Vite Vu : Lost River

Publié le par Antohn

Vite Vu : Lost River

J'ai beau habiter à cinq minutes du cinéma de mon patelin, je n'y vais que rarement. Il faut dire que je vis dans un endroit habité essentiellement par des personnes âgées et des couples avec enfants, donc la programmation s'en ressent. J'ai ainsi appris à avoir davantage le réflexe du DVD que celui de la salle obscure et, lorsque j'y vais, c'est souvent sur un coup de tête.

Tiens, par exemple, tu sais pourquoi je suis allé voir "Lost River", lecteur ? Simplement parce que je savais qu'il s'agissait d'un film fantastique (et ça j'aime)... et que Barbara Steele jouait dedans. Le fait qu'il s'agisse du premier film de Ryan Gosling, par exemple, je m'en fichais, je le connais assez mal en tant qu'acteur mais ces preuves de bon goût sus-mentionnées me l'ont rendu sympathique. Et la suite m'a donné plutôt raison.

Et pourtant je cherche encore la dimension fantastique du film et, concernant Barbara Steele... disons que ça m'a fait plaisir de savoir qu'elle tournait encore, vu qu'elle ne prononce pas un mot de tout le film.

Vite Vu : Lost River

Plus que de "film fantastique", il vaut mieux classer "Lost River" dans la catégorie des "drames onirique", dans la mesure où le merveilleux n'intervient presque pas. Si l'univers parait fantastique; il est en réalité bien réel.

"Lost River" est le nom d'une bourgade sinistrée qui ressemble tellement à certains quartiers de Detroit que personne ne tombera de sa chaise en apprenant qu'une partie du film y a été tournée.

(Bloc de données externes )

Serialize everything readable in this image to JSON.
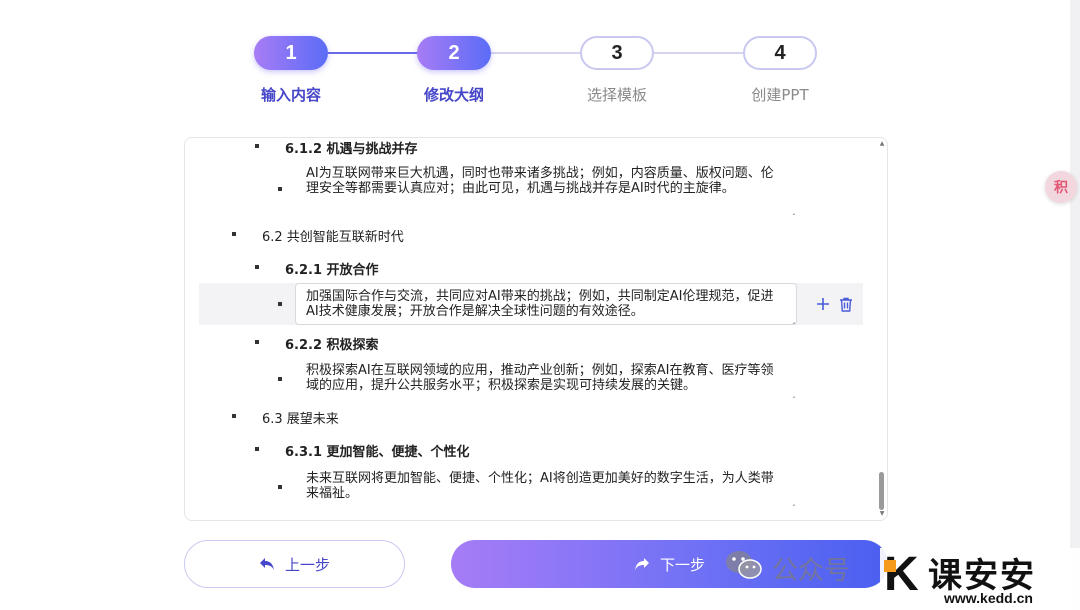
{
  "stepper": {
    "steps": [
      {
        "number": "1",
        "label": "输入内容",
        "state": "completed"
      },
      {
        "number": "2",
        "label": "修改大纲",
        "state": "current"
      },
      {
        "number": "3",
        "label": "选择模板",
        "state": "pending"
      },
      {
        "number": "4",
        "label": "创建PPT",
        "state": "pending"
      }
    ],
    "colors": {
      "active": "#5b6cf6",
      "active_label": "#4646c8",
      "inactive_label": "#8a8a8a",
      "line_done": "#6a6ae8",
      "line_pending": "#d4d4f0"
    }
  },
  "outline": {
    "items": [
      {
        "type": "heading",
        "level": 3,
        "text": "6.1.2 机遇与挑战并存"
      },
      {
        "type": "body",
        "text": "AI为互联网带来巨大机遇，同时也带来诸多挑战；例如，内容质量、版权问题、伦理安全等都需要认真应对；由此可见，机遇与挑战并存是AI时代的主旋律。"
      },
      {
        "type": "heading",
        "level": 2,
        "text": "6.2 共创智能互联新时代"
      },
      {
        "type": "heading",
        "level": 3,
        "text": "6.2.1 开放合作"
      },
      {
        "type": "body",
        "text": "加强国际合作与交流，共同应对AI带来的挑战；例如，共同制定AI伦理规范，促进AI技术健康发展；开放合作是解决全球性问题的有效途径。",
        "focused": true
      },
      {
        "type": "heading",
        "level": 3,
        "text": "6.2.2 积极探索"
      },
      {
        "type": "body",
        "text": "积极探索AI在互联网领域的应用，推动产业创新；例如，探索AI在教育、医疗等领域的应用，提升公共服务水平；积极探索是实现可持续发展的关键。"
      },
      {
        "type": "heading",
        "level": 2,
        "text": "6.3 展望未来"
      },
      {
        "type": "heading",
        "level": 3,
        "text": "6.3.1 更加智能、便捷、个性化"
      },
      {
        "type": "body",
        "text": "未来互联网将更加智能、便捷、个性化；AI将创造更加美好的数字生活，为人类带来福祉。"
      }
    ],
    "row_actions": {
      "add_icon": "plus-icon",
      "delete_icon": "trash-icon"
    }
  },
  "buttons": {
    "prev_label": "上一步",
    "prev_icon": "undo-arrow-icon",
    "next_label": "下一步",
    "next_icon": "redo-arrow-icon"
  },
  "side": {
    "translate_glyph": "积",
    "translate_icon": "translate-icon"
  },
  "watermark": {
    "wechat_text": "公众号",
    "brand_k": "K",
    "brand_text": "课安安",
    "brand_url": "www.kedd.cn"
  }
}
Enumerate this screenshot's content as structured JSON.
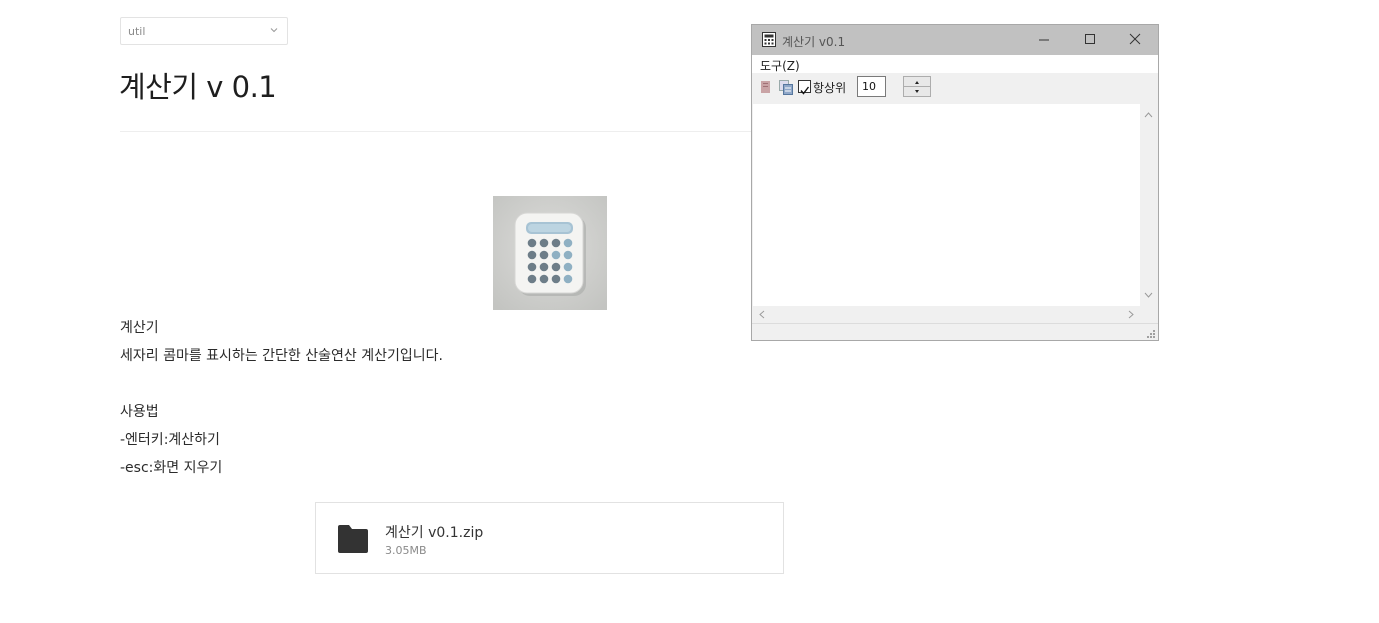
{
  "category_select": {
    "value": "util"
  },
  "page": {
    "title": "계산기 v 0.1"
  },
  "content": {
    "heading": "계산기",
    "description": "세자리 콤마를 표시하는 간단한 산술연산 계산기입니다.",
    "usage_title": "사용법",
    "usage_items": [
      "-엔터키:계산하기",
      "-esc:화면 지우기"
    ]
  },
  "attachment": {
    "filename": "계산기 v0.1.zip",
    "size": "3.05MB"
  },
  "app_window": {
    "title": "계산기 v0.1",
    "menu": [
      "도구(Z)"
    ],
    "always_on_top_label": "항상위",
    "always_on_top_checked": true,
    "font_size_value": "10"
  },
  "icons": {
    "select": "chevron-down-icon",
    "image": "calculator-image",
    "file": "folder-icon",
    "window": [
      "app-icon",
      "minimize-icon",
      "maximize-icon",
      "close-icon",
      "clear-icon",
      "copy-icon"
    ]
  }
}
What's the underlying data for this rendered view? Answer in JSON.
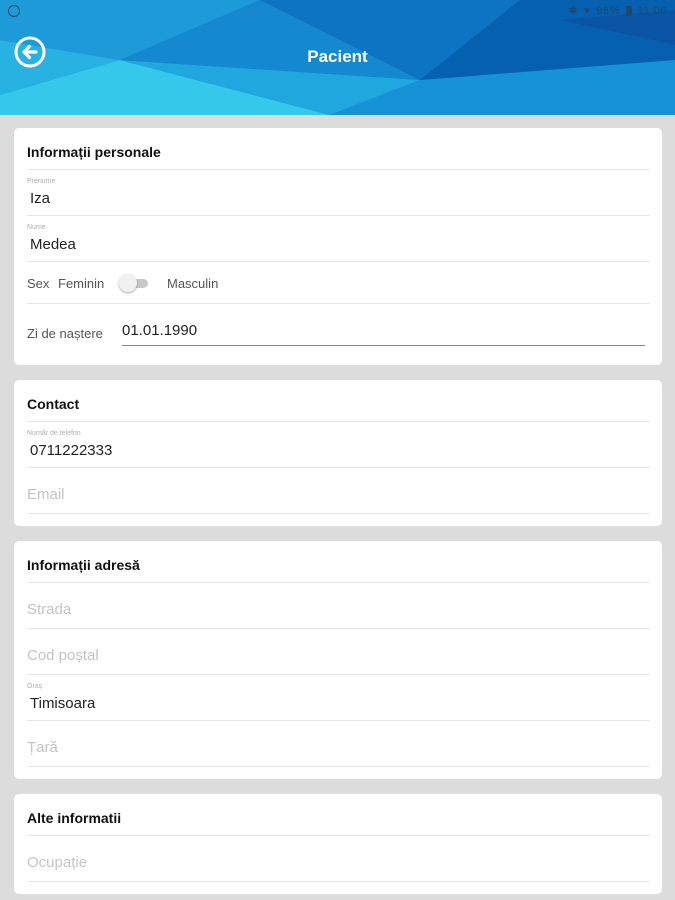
{
  "header": {
    "title": "Pacient",
    "back_icon": "back-arrow-circle-icon",
    "status_bar": {
      "battery_text": "98%",
      "time": "11:06"
    }
  },
  "personal": {
    "title": "Informații personale",
    "first_name": {
      "caption": "Prenume",
      "value": "Iza"
    },
    "last_name": {
      "caption": "Nume",
      "value": "Medea"
    },
    "sex": {
      "label": "Sex",
      "option_left": "Feminin",
      "option_right": "Masculin",
      "selected": "Feminin"
    },
    "birth_date": {
      "label": "Zi de naștere",
      "value": "01.01.1990"
    }
  },
  "contact": {
    "title": "Contact",
    "phone": {
      "caption": "Număr de telefon",
      "value": "0711222333"
    },
    "email": {
      "placeholder": "Email"
    }
  },
  "address": {
    "title": "Informații adresă",
    "street": {
      "placeholder": "Strada"
    },
    "postal_code": {
      "placeholder": "Cod poștal"
    },
    "city": {
      "caption": "Oraș",
      "value": "Timisoara"
    },
    "country": {
      "placeholder": "Țară"
    }
  },
  "other": {
    "title": "Alte informatii",
    "occupation": {
      "placeholder": "Ocupație"
    }
  },
  "colors": {
    "header_primary": "#0b78c7",
    "header_light": "#29c0e6",
    "background": "#dcdcdc",
    "card": "#ffffff"
  }
}
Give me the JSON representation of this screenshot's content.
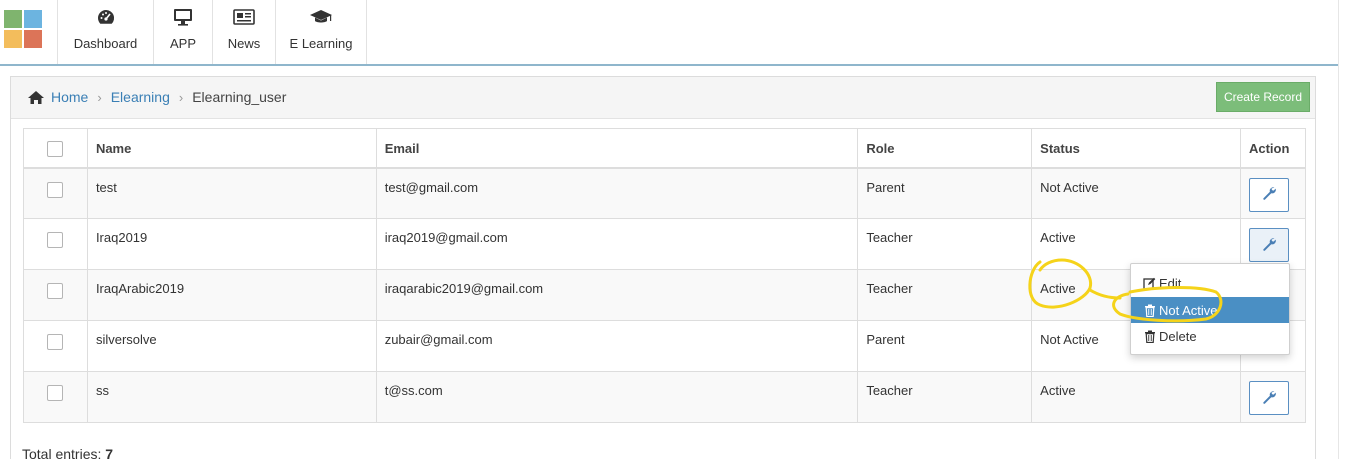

Tout le monde a vu ou entendu parler de ces quartiers où tout le monde, avant la crise des subprimes, avait contracté des emprunts toxiques et où tout le monde a petit à petit vu sa maison saisie par la banque. Et vu que personne ne voulait acheter une maison dans un quartier sinistré et dans une ville où il n'y a pas de boulot, ces endroits sont devenus de véritables cimetières de maisons où le plus étonnant est d'y voir encore des gens vivre.

C'est pourtant là-dedans que Billy (Christina Hendricks) tente d'élever ses deux enfants, espérant garder sa maison pendant que son aîné, Bones (Iain de Caesteker) vole du cuivre dans les maisons en ruine pour acheter de quoi réparer cette voiture qui lui permettra, lui et sa famille de quitter cet enfer. En attendant, Billy oeuvre dans un cabaret grand-guignolesque qui le désemplit pas, et qui semble être la seule distraction des gens du coin.

En gros, des gens pleins de doutes et d'espoirs déçus ne parviennent à trouver le réconfort que dans l'évocation de ce qui est notre seule certitude à tous: la mort. Ou alors c'est juste un hommage aux giallos et aux films macabres italiens (ce qui expliquerait la présence de Barbara Steele au générique)... et c'est bien aussi.

Ce qui marque, également, c'est l'ambiance "post-apocalyptique sans l'apocalypse" du film, Lost River semblant une terre d'où personne ne s'échappe remplie d'être maudits, condamnés à une vie sans but. Que ce soit Billy, qui veut garder une maison inutile, la Grand-Mère, qui depuis la mort de son mari passe ses journées à regarder la vidéo de son mariage... ou même Bully, une espèce de caïd se sentant fort parce qu'il règne sur un cimetière et à la violence aussi stupide qu'elle ne semble exister que pour elle-même.

Et si, finalement, ce n'était ceux qui y vivent mais la ville elle-même qui est maudite ? Et si le destin de Lost River était lié à celui de la ville précédente, engloutie sous un barrage. Et si cet endroit était lui aussi pris dans une boucle ? Condamné à abriter la vie avant d'être détruite par la spéculation immobilière.

En définitive, "Lost River" est un film portant une histoire et une ambiance originale et prouvant qu'originalité peut être synonyme de qualité. On sent quand même qu'il s'agit d'un premier film : il y a deux trois plans un peu inutilement compliqués (mon Dieu, qu'est-ce que c'est cuistre comme réflexion), mais pour un coup d'essai, c'est un joli coup.